Ferrel is a seaside parish in Peniche, Portugal. The population in 2011 was 2,649, in an area of 13.79 km^{2}.

==Sport and recreation==
It has beaches and breaks facing in 3 distinctly different directions making it a very variable and consistent destination for surfers. Home to many surf camps/schools and recently the destination for the WCT of the ASP (World championship tour of Association of Surfing Professionals) in time for the autumn swells.

==Location==
The Parish of ferrel occupies a space of 13.79 square km, facing north with the Atlantic Ocean, south with the parish of Atouguia da Baleia, east with the municipality of Óbidos and west with the parish of Peniche
The Parish of Ferrel is composed of the following lands: Ferrel, Baleal and Baleal Sol Village I, II, Casais do Baleal and Casal da Lagoa Seca.It is located 5 km from Peniche (municipality), 74.20 km from Lisbon ( Capital) and Leiria at 65.99 km.

==Demographics==
===Population===
Historically, the population of Ferrel was larger, but over the centuries it has been losing population.

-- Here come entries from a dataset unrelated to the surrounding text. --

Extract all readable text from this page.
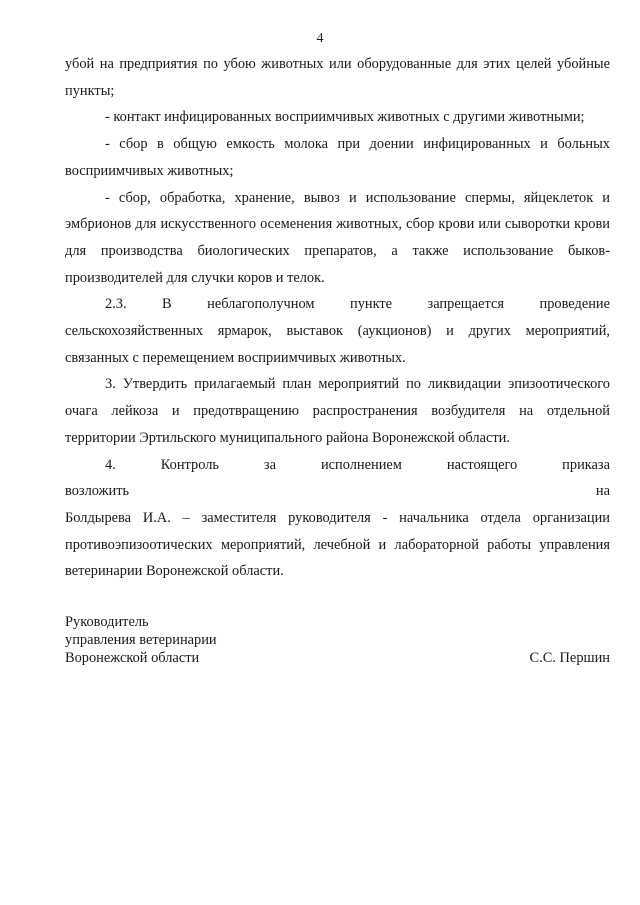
4

убой на предприятия по убою животных или оборудованные для этих целей убойные пункты;

- контакт инфицированных восприимчивых животных с другими животными;

- сбор в общую емкость молока при доении инфицированных и больных восприимчивых животных;

- сбор, обработка, хранение, вывоз и использование спермы, яйцеклеток и эмбрионов для искусственного осеменения животных, сбор крови или сыворотки крови для производства биологических препаратов, а также использование быков-производителей для случки коров и телок.

2.3. В неблагополучном пункте запрещается проведение

сельскохозяйственных ярмарок, выставок (аукционов) и других мероприятий, связанных с перемещением восприимчивых животных.

3. Утвердить прилагаемый план мероприятий по ликвидации эпизоотического очага лейкоза и предотвращению распространения возбудителя на отдельной территории Эртильского муниципального района Воронежской области.

4. Контроль за исполнением настоящего приказа возложить на

Болдырева И.А. – заместителя руководителя - начальника отдела организации противоэпизоотических мероприятий, лечебной и лабораторной работы управления ветеринарии Воронежской области.

Руководитель
управления ветеринарии
Воронежской области	С.С. Першин
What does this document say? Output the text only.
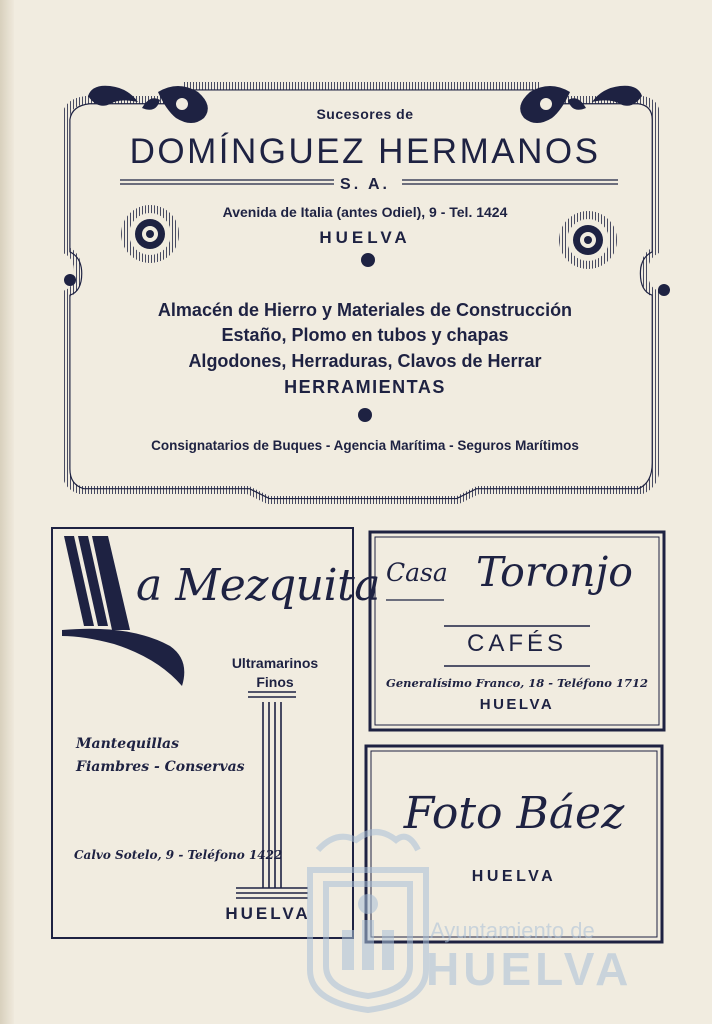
Sucesores de
DOMÍNGUEZ HERMANOS
S. A.
Avenida de Italia (antes Odiel), 9 - Tel. 1424
HUELVA
Almacén de Hierro y Materiales de Construcción
Estaño, Plomo en tubos y chapas
Algodones, Herraduras, Clavos de Herrar
HERRAMIENTAS
Consignatarios de Buques - Agencia Marítima - Seguros Marítimos
a Mezquita
Ultramarinos
Finos
Mantequillas
Fiambres - Conservas
Calvo Sotelo, 9 - Teléfono 1422
HUELVA
Casa Toronjo
CAFÉS
Generalísimo Franco, 18 - Teléfono 1712
HUELVA
Foto Báez
HUELVA
Ayuntamiento de
HUELVA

At the end of the 1950s, Ferrel was a very poor village and the poorest in the municipality of Peniche. The means of subsistence at that time were sparse.

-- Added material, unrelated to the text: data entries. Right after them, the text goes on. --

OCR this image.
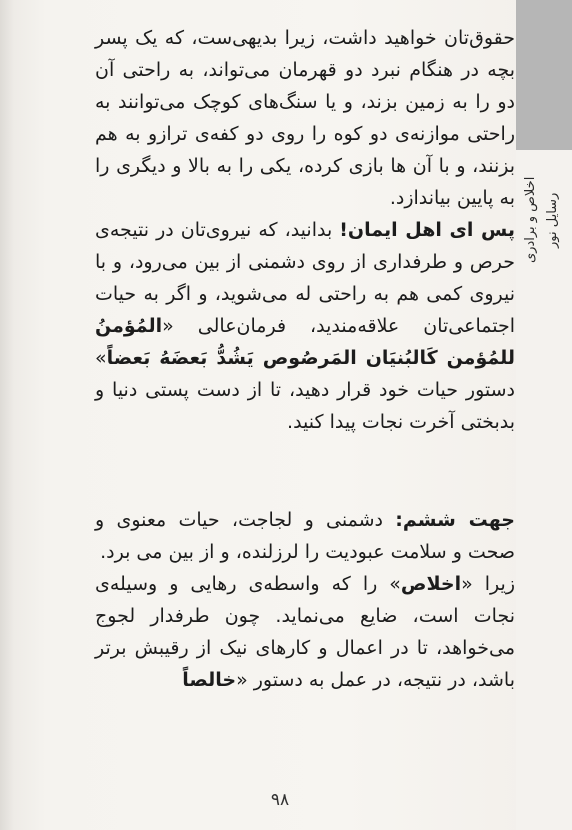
اخلاص و برادری رسایل نور

حقوق‌تان خواهید داشت، زیرا بدیهی‌ست، که یک پسر بچه در هنگام نبرد دو قهرمان می‌تواند، به راحتی آن دو را به زمین بزند، و یا سنگ‌های کوچک می‌توانند به راحتی موازنه‌ی دو کوه را روی دو کفه‌ی ترازو به هم بزنند، و با آن ها بازی کرده، یکی را به بالا و دیگری را به پایین بیاندازد.

پس ای اهل ایمان! بدانید، که نیروی‌تان در نتیجه‌ی حرص و طرفداری از روی دشمنی از بین می‌رود، و با نیروی کمی هم به راحتی له می‌شوید، و اگر به حیات اجتماعی‌تان علاقه‌مندید، فرمان‌عالی «المُؤمنُ للمُؤمن كَالبُنيَان المَرصُوص يَشُدُّ بَعضَهُ بَعضاً» دستور حیات خود قرار دهید، تا از دست پستی دنیا و بدبختی آخرت نجات پیدا کنید.

جهت ششم: دشمنی و لجاجت، حیات معنوی و صحت و سلامت عبودیت را لرزلنده، و از بین می برد.

زیرا «اخلاص» را که واسطه‌ی رهایی و وسیله‌ی نجات است، ضایع می‌نماید. چون طرفدار لجوج می‌خواهد، تا در اعمال و کارهای نیک از رقیبش برتر باشد، در نتیجه، در عمل به دستور «خالصاً

۹۸
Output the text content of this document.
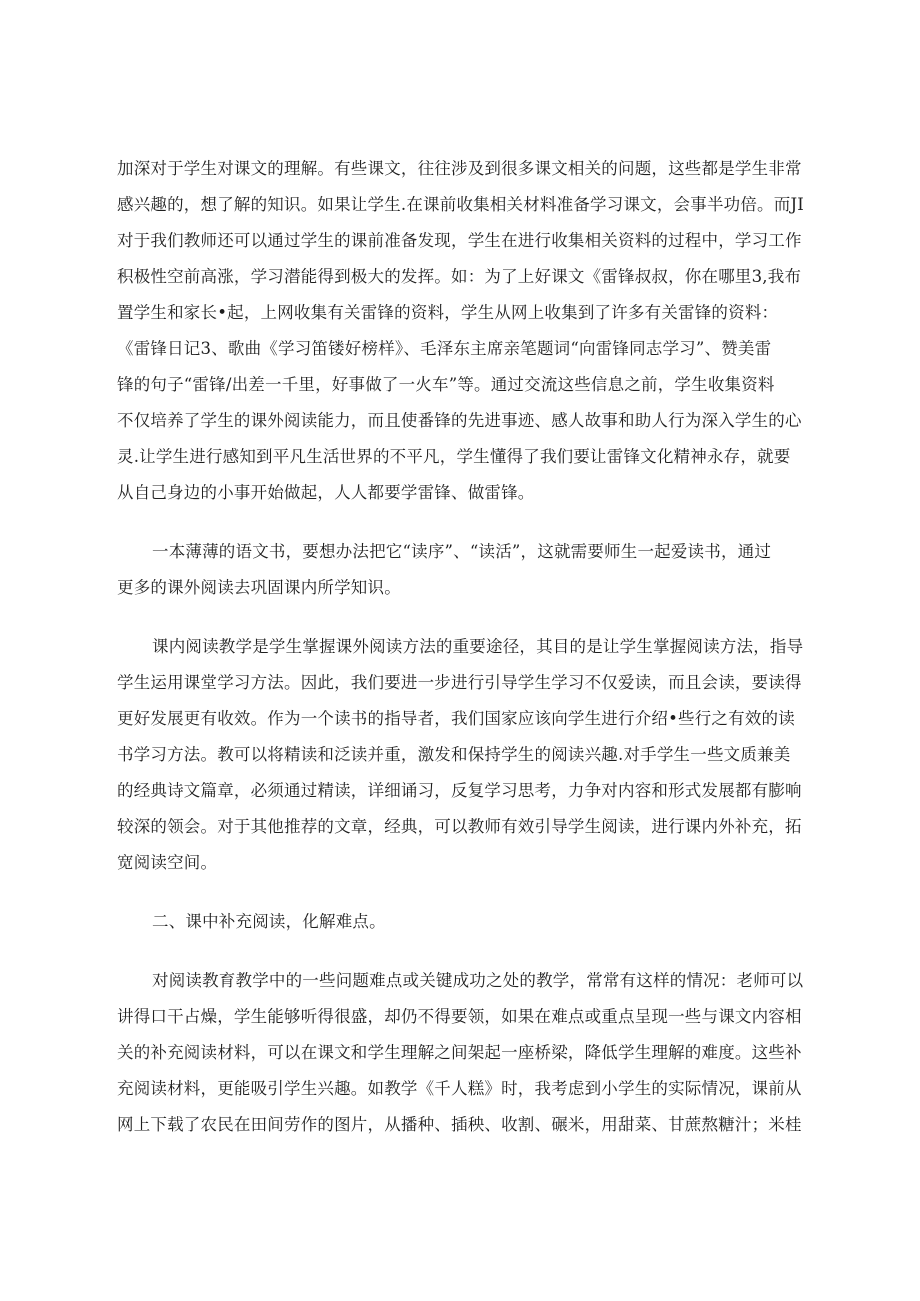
加深对于学生对课文的理解。有些课文，往往涉及到很多课文相关的问题，这些都是学生非常

感兴趣的，想了解的知识。如果让学生.在课前收集相关材料准备学习课文，会事半功倍。而JI

对于我们教师还可以通过学生的课前准备发现，学生在进行收集相关资料的过程中，学习工作

积极性空前高涨，学习潜能得到极大的发挥。如：为了上好课文《雷锋叔叔，你在哪里3,我布

置学生和家长•起，上网收集有关雷锋的资料，学生从网上收集到了许多有关雷锋的资料：

《雷锋日记3、歌曲《学习笛镂好榜样》、毛泽东主席亲笔题词“向雷锋同志学习”、赞美雷

锋的句子“雷锋/出差一千里，好事做了一火车”等。通过交流这些信息之前，学生收集资料

不仅培养了学生的课外阅读能力，而且使番锋的先进事迹、感人故事和助人行为深入学生的心

灵.让学生进行感知到平凡生活世界的不平凡，学生懂得了我们要让雷锋文化精神永存，就要

从自己身边的小事开始做起，人人都要学雷锋、做雷锋。

一本薄薄的语文书，要想办法把它“读序”、“读活”，这就需要师生一起爱读书，通过

更多的课外阅读去巩固课内所学知识。

课内阅读教学是学生掌握课外阅读方法的重要途径，其目的是让学生掌握阅读方法，指导

学生运用课堂学习方法。因此，我们要进一步进行引导学生学习不仅爱读，而且会读，要读得

更好发展更有收效。作为一个读书的指导者，我们国家应该向学生进行介绍•些行之有效的读

书学习方法。教可以将精读和泛读并重，激发和保持学生的阅读兴趣.对手学生一些文质兼美

的经典诗文篇章，必须通过精读，详细诵习，反复学习思考，力争对内容和形式发展都有膨响

较深的领会。对于其他推荐的文章，经典，可以教师有效引导学生阅读，进行课内外补充，拓

宽阅读空间。

二、课中补充阅读，化解难点。

对阅读教育教学中的一些问题难点或关键成功之处的教学，常常有这样的情况：老师可以

讲得口干占燥，学生能够听得很盛，却仍不得要领，如果在难点或重点呈现一些与课文内容相

关的补充阅读材料，可以在课文和学生理解之间架起一座桥梁，降低学生理解的难度。这些补

充阅读材料，更能吸引学生兴趣。如教学《千人糕》时，我考虑到小学生的实际情况，课前从

网上下载了农民在田间劳作的图片，从播种、插秧、收割、碾米，用甜菜、甘蔗熬糖汁；米桂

At that time, the main activity was agriculture (still is today), in which the sandy soils were therefore not very productive; On the other hand, the parcels of land that were brought up were small, with no characteristics or means for extensive and intensive agriculture that would provide sufficient income.

===Emigration===
At the beginning of the 1960s, it began in force, for countries like France, Canada, Luxembourg, the United Kingdom, among others ... The Ferralejos / Portuguese to leave Portugal, had to go underground, in other words, to cross the land border with Spain, because the then government headed by António de Oliveira Salazar, did not allow any Portuguese to leave without being the head of the family and voided visas to make it difficult to leave the country. Upon arriving at the border with Spain, they met with so-called "smugglers" who, in exchange for money, helped them to cross the border without being seen by the Spanish guards, after having reached their destination, confirmed by telephone that they had already arrived, also that they already had jobs, after that, hundreds of Portuguese went abroad.

They return during the Christmas period and during the Ferrel Festivities.